Treatment of Duplicate Column Headers

To identify each column in the Source uniquely during ingestion, Hevo renames any duplicate column headers that are found, as:

  • Columns with the same header: The column header is changed to lowercase and the column number is suffixed to it. For example, if there are three columns, test, test, and test in columns G, H, and K, respectively, these are changed to test_g, test_h, and test_k. The same happens for headers with space between them. For example, if there are three columns, Software Used, Software Used, and Software Used in columns H, I, and J, respectively, these are changed to software_used_h, software_used_i, and software_used_j.

  • Columns with same header but different case: All column headers are changed to lowercase and assigned a sequential, numeric suffix. For example, if there are three columns, test, Test, and tEst, these are changed to test, test_1, and test_2 during the Auto Mapping phase. The same happens for headers with space between them. For example, if there are two columns, Software Used and Software used, these are changed to software_used, and software_used_1.

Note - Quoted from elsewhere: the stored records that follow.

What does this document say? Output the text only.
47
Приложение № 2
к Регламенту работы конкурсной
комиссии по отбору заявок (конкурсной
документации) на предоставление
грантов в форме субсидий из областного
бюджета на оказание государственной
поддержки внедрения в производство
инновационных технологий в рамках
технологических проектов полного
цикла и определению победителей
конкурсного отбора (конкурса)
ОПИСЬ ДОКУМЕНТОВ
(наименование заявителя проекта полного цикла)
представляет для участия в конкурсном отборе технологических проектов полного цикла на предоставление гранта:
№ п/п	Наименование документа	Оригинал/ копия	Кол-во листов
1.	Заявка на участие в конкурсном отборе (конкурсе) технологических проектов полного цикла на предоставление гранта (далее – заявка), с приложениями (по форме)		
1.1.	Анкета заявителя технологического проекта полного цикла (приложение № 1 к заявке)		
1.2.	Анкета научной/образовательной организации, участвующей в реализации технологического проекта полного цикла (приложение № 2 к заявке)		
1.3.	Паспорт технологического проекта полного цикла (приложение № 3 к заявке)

  • Columns with __Hevo_id as the header: The column header is changed to __hevo_id, and the __hevo_id column that Hevo adds to keep track of offsets during ingestion is named as __hevo_id_1.

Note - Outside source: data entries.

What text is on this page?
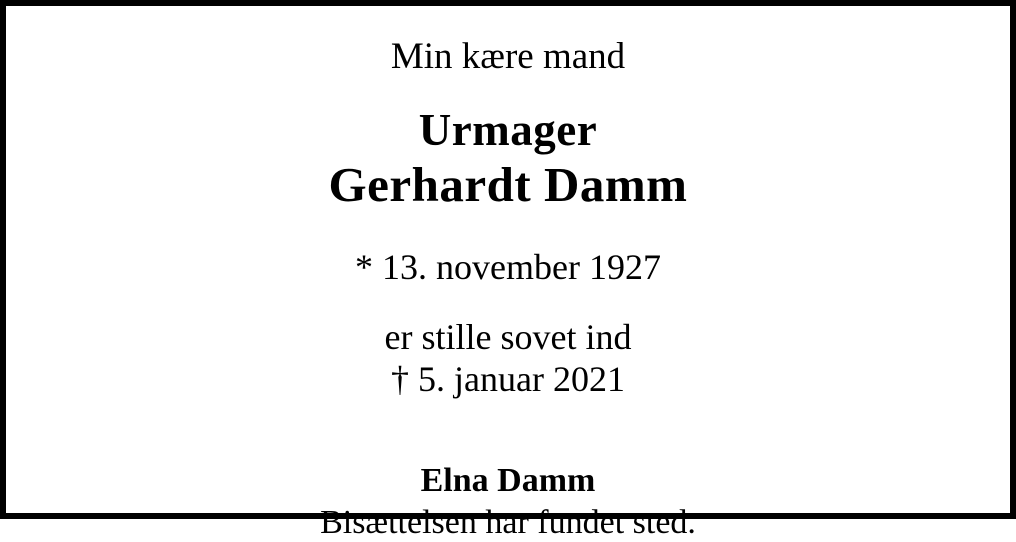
Min kære mand
Urmager
Gerhardt Damm
* 13. november 1927
er stille sovet ind
† 5. januar 2021
Elna Damm
Bisættelsen har fundet sted.
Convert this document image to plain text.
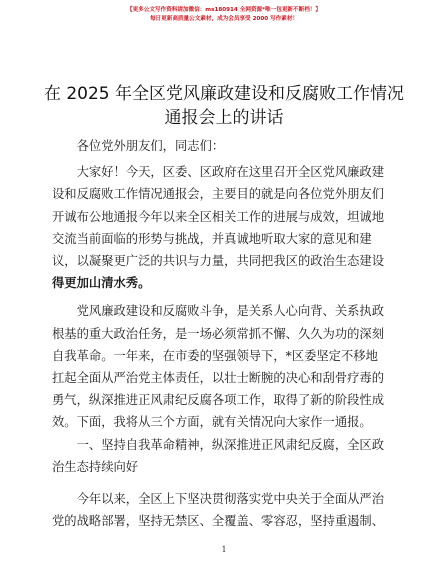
【更多公文写作资料请加微信：ms180914 全网资源*唯一包更新不断档！】
每日更新高质量公文素材，成为会员享受 2000 写作素材！
在 2025 年全区党风廉政建设和反腐败工作情况
通报会上的讲话

各位党外朋友们，同志们：

大家好！今天，区委、区政府在这里召开全区党风廉政建
设和反腐败工作情况通报会，主要目的就是向各位党外朋友们
开诚布公地通报今年以来全区相关工作的进展与成效，坦诚地
交流当前面临的形势与挑战，并真诚地听取大家的意见和建
议，以凝聚更广泛的共识与力量，共同把我区的政治生态建设
得更加山清水秀。
党风廉政建设和反腐败斗争，是关系人心向背、关系执政
根基的重大政治任务，是一场必须常抓不懈、久久为功的深刻
自我革命。一年来，在市委的坚强领导下，*区委坚定不移地
扛起全面从严治党主体责任，以壮士断腕的决心和刮骨疗毒的
勇气，纵深推进正风肃纪反腐各项工作，取得了新的阶段性成
效。下面，我将从三个方面，就有关情况向大家作一通报。
一、坚持自我革命精神，纵深推进正风肃纪反腐，全区政
治生态持续向好
今年以来，全区上下坚决贯彻落实党中央关于全面从严治
党的战略部署，坚持无禁区、全覆盖、零容忍，坚持重遏制、
1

  • Columns with __hevo_id as the header: Hevo suffixes the column number to the column header. For example, if the __hevo_id_ column lies in column number B, it is renamed to __hevo_id_b. If the __hevo_id_b column is also present in the Source column list, the original __hevo_id column is named to __hevoid_b_b. This is done because Hevo adds the column, __hevo_id_ as a primary key to keep track of offsets during the ingestion process. Towards this purpose, any existing column with that name is renamed.


Data Replication

Default Pipeline Frequency Minimum Pipeline Frequency Maximum Pipeline Frequency Custom Frequency Range (Hrs)
5 Mins 5 Mins 48 Hrs 1-48

Note: The custom frequency must be set in hours, as an integer value. For example, 1, 2, 3 but not 1.5 or 1.75.

  • Historical Data: By default, Hevo starts fetching data from the time your Google Sheets account was created. The Pipeline takes the offset for ingesting data from the last_modified_at timestamp of the Sheet.

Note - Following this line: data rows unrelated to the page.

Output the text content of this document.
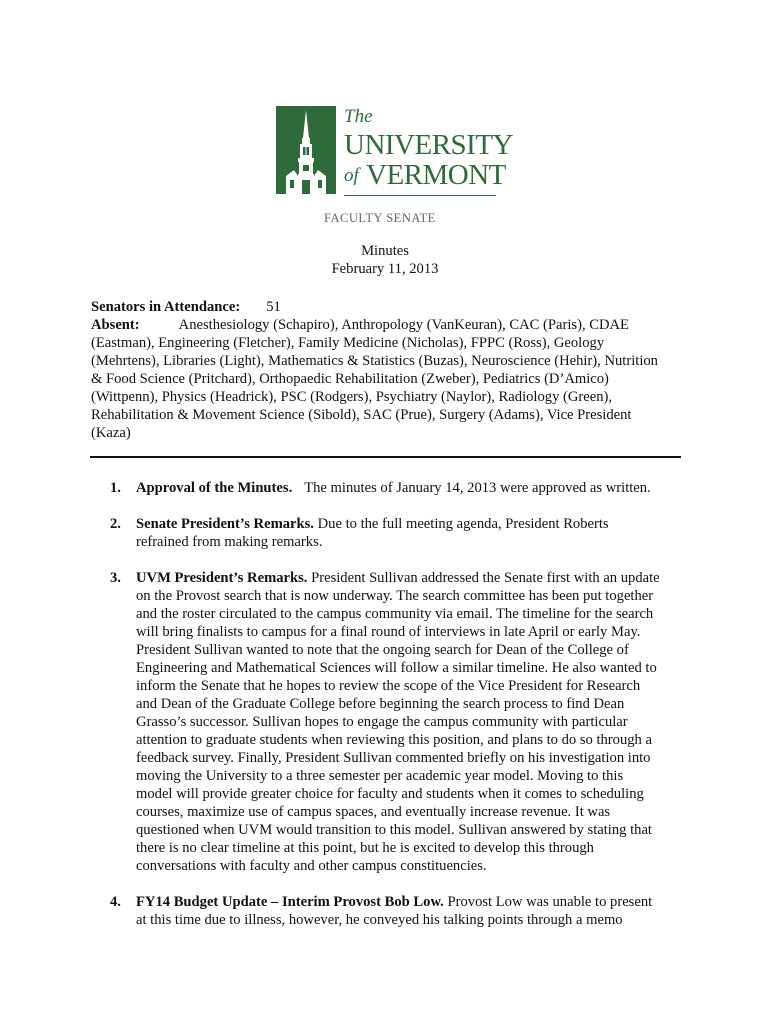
The
UNIVERSITY
of VERMONT
FACULTY SENATE
Minutes
February 11, 2013
Senators in Attendance: 51
Absent:	Anesthesiology (Schapiro), Anthropology (VanKeuran), CAC (Paris), CDAE
(Eastman), Engineering (Fletcher), Family Medicine (Nicholas), FPPC (Ross), Geology
(Mehrtens), Libraries (Light), Mathematics & Statistics (Buzas), Neuroscience (Hehir), Nutrition
& Food Science (Pritchard), Orthopaedic Rehabilitation (Zweber), Pediatrics (D’Amico)
(Wittpenn), Physics (Headrick), PSC (Rodgers), Psychiatry (Naylor), Radiology (Green),
Rehabilitation & Movement Science (Sibold), SAC (Prue), Surgery (Adams), Vice President
(Kaza)
1. Approval of the Minutes. The minutes of January 14, 2013 were approved as written.
2. Senate President’s Remarks. Due to the full meeting agenda, President Roberts
refrained from making remarks.
3. UVM President’s Remarks. President Sullivan addressed the Senate first with an update
on the Provost search that is now underway. The search committee has been put together
and the roster circulated to the campus community via email. The timeline for the search
will bring finalists to campus for a final round of interviews in late April or early May.
President Sullivan wanted to note that the ongoing search for Dean of the College of
Engineering and Mathematical Sciences will follow a similar timeline. He also wanted to
inform the Senate that he hopes to review the scope of the Vice President for Research
and Dean of the Graduate College before beginning the search process to find Dean
Grasso’s successor. Sullivan hopes to engage the campus community with particular
attention to graduate students when reviewing this position, and plans to do so through a
feedback survey. Finally, President Sullivan commented briefly on his investigation into
moving the University to a three semester per academic year model. Moving to this
model will provide greater choice for faculty and students when it comes to scheduling
courses, maximize use of campus spaces, and eventually increase revenue. It was
questioned when UVM would transition to this model. Sullivan answered by stating that
there is no clear timeline at this point, but he is excited to develop this through
conversations with faculty and other campus constituencies.
4. FY14 Budget Update – Interim Provost Bob Low. Provost Low was unable to present
at this time due to illness, however, he conveyed his talking points through a memo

  • Incremental Data: Google Sheets does not provide any mechanism to detect changes made to specific rows in a Sheet. The only available information is the last_modified_at timestamp of the Sheet, resulting in a timestamp-based offset. If any changes are detected via the modification time, then all the data present in that Sheet is ingested again. Hevo also fetches the Events object from Google Sheets, which tracks the updates and deletes made in the last 30 days, in order to sync the related Events with your Destination.

  • Data Refresh: If the Refresh Daily option is enabled during Source configuration, Hevo re-ingests all the data from the selected Google Sheets in case no changes are detected via the modification time for 24 hours. So, every time there is no data ingestion for 24 hours, a data refresh happens. This is done in order to ensure no Events are missed for ingestion.


Source Considerations

We recommend enabling the Refresh Daily option in the Source configuration if you are importing data from other worksheets into the Google Sheets selected for replication. At times, there can be a delay between the last_modified_at timestamp change and the data getting successfully imported. As a result, no new data may get ingested if Hevo polls for a last_modified_at time between this delay, as the import operation would still be incomplete but the timestamp-based offset would have been incremented. A daily refresh ensures all such data gets synchronized to the Destination successfully by re-ingesting all the data in the Google Sheets if no changes are detected for 24 hours. All Events ingested during data refresh count towards your Events quota consumption.


Billing Considerations

The first load of the historical data is free for Google Sheets. Subsequently, if any data changes in a Sheet at Source, the entire Sheet is re-ingested as there is no way to identify the change. All such subsequent loads count towards your Events quota consumption and are billed accordingly.


Revision History

Refer to the following table for the list of key updates made to this page:

Date Release Description of Change
Apr-11-2022 NA Updated screenshot in the Configuring Google Sheets as a Source section to reflect the latest UI.
Feb-21-2022 1.82 Added section, Treatment of Duplicate Column Headers.
Dec-06-2021 1.77 - Added section, Source Considerations.
- Updated section, Configuring Google Sheets as a Source to add information about data refresh.
Oct-25-2021 NA Added the Pipeline frequency information in the Data Replication section.
Sep-20-2021 1.72 Added the section, Data Replication.
May-05-2021 1.62 Added steps to connect to Google Sheets Source using a service account.
Apr-13-2021 NA Added the section, Billing Considerations.
Last updated on 28 Apr 2022